Sentencing Continues in Texas Immigration Center Shooting Case

DALLAS (AP) — Federal courts in Texas continued sentencing proceedings Wednesday for additional defendants connected to a shooting outside a Dallas-area immigration detention facility, a case that has already produced some of the stiffest prison sentences handed down in recent memory.

The sentencing hearings come nearly a year after the incident last July outside the Prairieland Detention Center near Dallas, in which a police officer was wounded. During the demonstration — held in protest of President Donald Trump’s immigration enforcement policies — members of the group also set off fireworks.

More than a dozen individuals have now been convicted or entered guilty pleas in connection with the shooting. The U.S. Justice Department has alleged the attack was carried out by members of the leftist militant group antifa. Defense attorneys, however, have rejected those claims, and family members of the convicted have expressed disbelief at the severity of the sentences.

Last week, U.S. District Judge Reed O’Connor described the protest as an “assault on democracy” before he and another judge sentenced eight demonstrators who had been found guilty by a federal jury on terrorism charges. Those sentences ranged from 30 to 70 years in prison.

Benjamin Song, a former U.S. Marine reservist convicted of attempted murder in the shooting, received a 100-year prison sentence.

On Wednesday, six additional defendants faced sentencing after choosing to plead guilty rather than go to trial. Each entered a guilty plea to one count of providing material support to terrorists. Among them was a man who testified during the earlier trial that he spray-painted a guard shack and vehicles in the parking lot. Those defendants face sentences of up to 15 years in prison.

Also awaiting sentencing Wednesday was Ines Soto, who was convicted at trial and faces up to 60 years in prison on charges of providing material support to terrorists, riot, and explosives-related offenses. Soto’s wife was also convicted in the case. At trial, attorneys for the couple argued they arrived late to the scene and left once confronted by guards.

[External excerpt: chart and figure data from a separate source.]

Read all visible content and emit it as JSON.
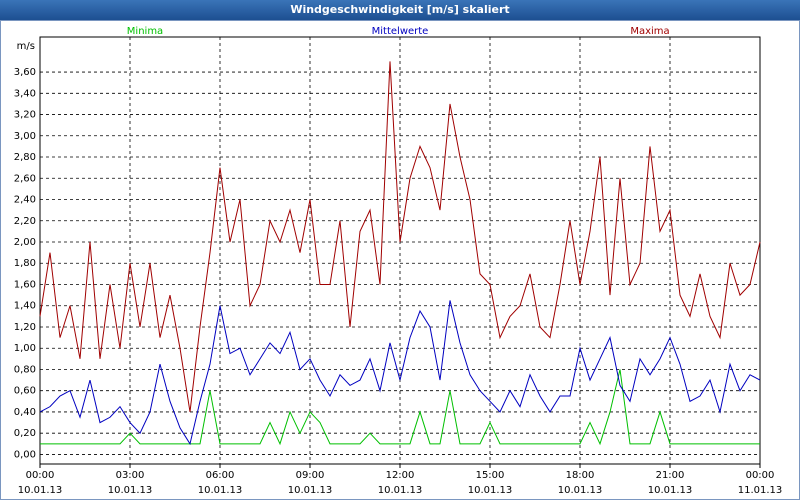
{
  "chart_data": {
    "type": "line",
    "title": "Windgeschwindigkeit [m/s] skaliert",
    "y_unit": "m/s",
    "x": [
      0,
      20,
      40,
      60,
      80,
      100,
      120,
      140,
      160,
      180,
      200,
      220,
      240,
      260,
      280,
      300,
      320,
      340,
      360,
      380,
      400,
      420,
      440,
      460,
      480,
      500,
      520,
      540,
      560,
      580,
      600,
      620,
      640,
      660,
      680,
      700,
      720,
      740,
      760,
      780,
      800,
      820,
      840,
      860,
      880,
      900,
      920,
      940,
      960,
      980,
      1000,
      1020,
      1040,
      1060,
      1080,
      1100,
      1120,
      1140,
      1160,
      1180,
      1200,
      1220,
      1240,
      1260,
      1280,
      1300,
      1320,
      1340,
      1360,
      1380,
      1400,
      1420,
      1440
    ],
    "series": [
      {
        "name": "Minima",
        "color": "#00c000",
        "values": [
          0.1,
          0.1,
          0.1,
          0.1,
          0.1,
          0.1,
          0.1,
          0.1,
          0.1,
          0.2,
          0.1,
          0.1,
          0.1,
          0.1,
          0.1,
          0.1,
          0.1,
          0.6,
          0.1,
          0.1,
          0.1,
          0.1,
          0.1,
          0.3,
          0.1,
          0.4,
          0.2,
          0.4,
          0.3,
          0.1,
          0.1,
          0.1,
          0.1,
          0.2,
          0.1,
          0.1,
          0.1,
          0.1,
          0.4,
          0.1,
          0.1,
          0.6,
          0.1,
          0.1,
          0.1,
          0.3,
          0.1,
          0.1,
          0.1,
          0.1,
          0.1,
          0.1,
          0.1,
          0.1,
          0.1,
          0.3,
          0.1,
          0.4,
          0.8,
          0.1,
          0.1,
          0.1,
          0.4,
          0.1,
          0.1,
          0.1,
          0.1,
          0.1,
          0.1,
          0.1,
          0.1,
          0.1,
          0.1
        ]
      },
      {
        "name": "Mittelwerte",
        "color": "#0000c0",
        "values": [
          0.4,
          0.45,
          0.55,
          0.6,
          0.35,
          0.7,
          0.3,
          0.35,
          0.45,
          0.3,
          0.2,
          0.4,
          0.85,
          0.5,
          0.25,
          0.1,
          0.5,
          0.85,
          1.4,
          0.95,
          1.0,
          0.75,
          0.9,
          1.05,
          0.95,
          1.15,
          0.8,
          0.9,
          0.7,
          0.55,
          0.75,
          0.65,
          0.7,
          0.9,
          0.6,
          1.05,
          0.7,
          1.1,
          1.35,
          1.2,
          0.7,
          1.45,
          1.05,
          0.75,
          0.6,
          0.5,
          0.4,
          0.6,
          0.45,
          0.75,
          0.55,
          0.4,
          0.55,
          0.55,
          1.0,
          0.7,
          0.9,
          1.1,
          0.65,
          0.5,
          0.9,
          0.75,
          0.9,
          1.1,
          0.85,
          0.5,
          0.55,
          0.7,
          0.4,
          0.85,
          0.6,
          0.75,
          0.7
        ]
      },
      {
        "name": "Maxima",
        "color": "#a00000",
        "values": [
          1.3,
          1.9,
          1.1,
          1.4,
          0.9,
          2.0,
          0.9,
          1.6,
          1.0,
          1.8,
          1.2,
          1.8,
          1.1,
          1.5,
          1.0,
          0.4,
          1.2,
          1.9,
          2.7,
          2.0,
          2.4,
          1.4,
          1.6,
          2.2,
          2.0,
          2.3,
          1.9,
          2.4,
          1.6,
          1.6,
          2.2,
          1.2,
          2.1,
          2.3,
          1.6,
          3.7,
          2.0,
          2.6,
          2.9,
          2.7,
          2.3,
          3.3,
          2.8,
          2.4,
          1.7,
          1.6,
          1.1,
          1.3,
          1.4,
          1.7,
          1.2,
          1.1,
          1.6,
          2.2,
          1.6,
          2.1,
          2.8,
          1.5,
          2.6,
          1.6,
          1.8,
          2.9,
          2.1,
          2.3,
          1.5,
          1.3,
          1.7,
          1.3,
          1.1,
          1.8,
          1.5,
          1.6,
          2.0
        ]
      }
    ],
    "xlim": [
      0,
      1440
    ],
    "xticks": [
      {
        "value": 0,
        "label": "00:00"
      },
      {
        "value": 180,
        "label": "03:00"
      },
      {
        "value": 360,
        "label": "06:00"
      },
      {
        "value": 540,
        "label": "09:00"
      },
      {
        "value": 720,
        "label": "12:00"
      },
      {
        "value": 900,
        "label": "15:00"
      },
      {
        "value": 1080,
        "label": "18:00"
      },
      {
        "value": 1260,
        "label": "21:00"
      },
      {
        "value": 1440,
        "label": "00:00"
      }
    ],
    "xtick_dates": [
      "10.01.13",
      "10.01.13",
      "10.01.13",
      "10.01.13",
      "10.01.13",
      "10.01.13",
      "10.01.13",
      "10.01.13",
      "11.01.13"
    ],
    "ylim": [
      -0.09,
      3.93
    ],
    "yticks": [
      {
        "value": 0,
        "label": "0,00"
      },
      {
        "value": 0.2,
        "label": "0,20"
      },
      {
        "value": 0.4,
        "label": "0,40"
      },
      {
        "value": 0.6,
        "label": "0,60"
      },
      {
        "value": 0.8,
        "label": "0,80"
      },
      {
        "value": 1,
        "label": "1,00"
      },
      {
        "value": 1.2,
        "label": "1,20"
      },
      {
        "value": 1.4,
        "label": "1,40"
      },
      {
        "value": 1.6,
        "label": "1,60"
      },
      {
        "value": 1.8,
        "label": "1,80"
      },
      {
        "value": 2,
        "label": "2,00"
      },
      {
        "value": 2.2,
        "label": "2,20"
      },
      {
        "value": 2.4,
        "label": "2,40"
      },
      {
        "value": 2.6,
        "label": "2,60"
      },
      {
        "value": 2.8,
        "label": "2,80"
      },
      {
        "value": 3,
        "label": "3,00"
      },
      {
        "value": 3.2,
        "label": "3,20"
      },
      {
        "value": 3.4,
        "label": "3,40"
      },
      {
        "value": 3.6,
        "label": "3,60"
      }
    ],
    "grid": true
  }
}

Defense attorneys have maintained throughout the past year that there was no planned ambush, and that any protesters who brought firearms did so strictly for personal protection. They described the gathering as a planned late-night demonstration with fireworks intended to show solidarity with immigrants.

Prosecutors, however, argued that the group’s preparations — including bringing firearms, first aid kits, and body armor — demonstrated clear intent to commit violence.

The case has drawn significant national attention from civil liberties advocates, who warn the prosecutions could have far-reaching consequences for the right to protest and free speech protections under the First Amendment.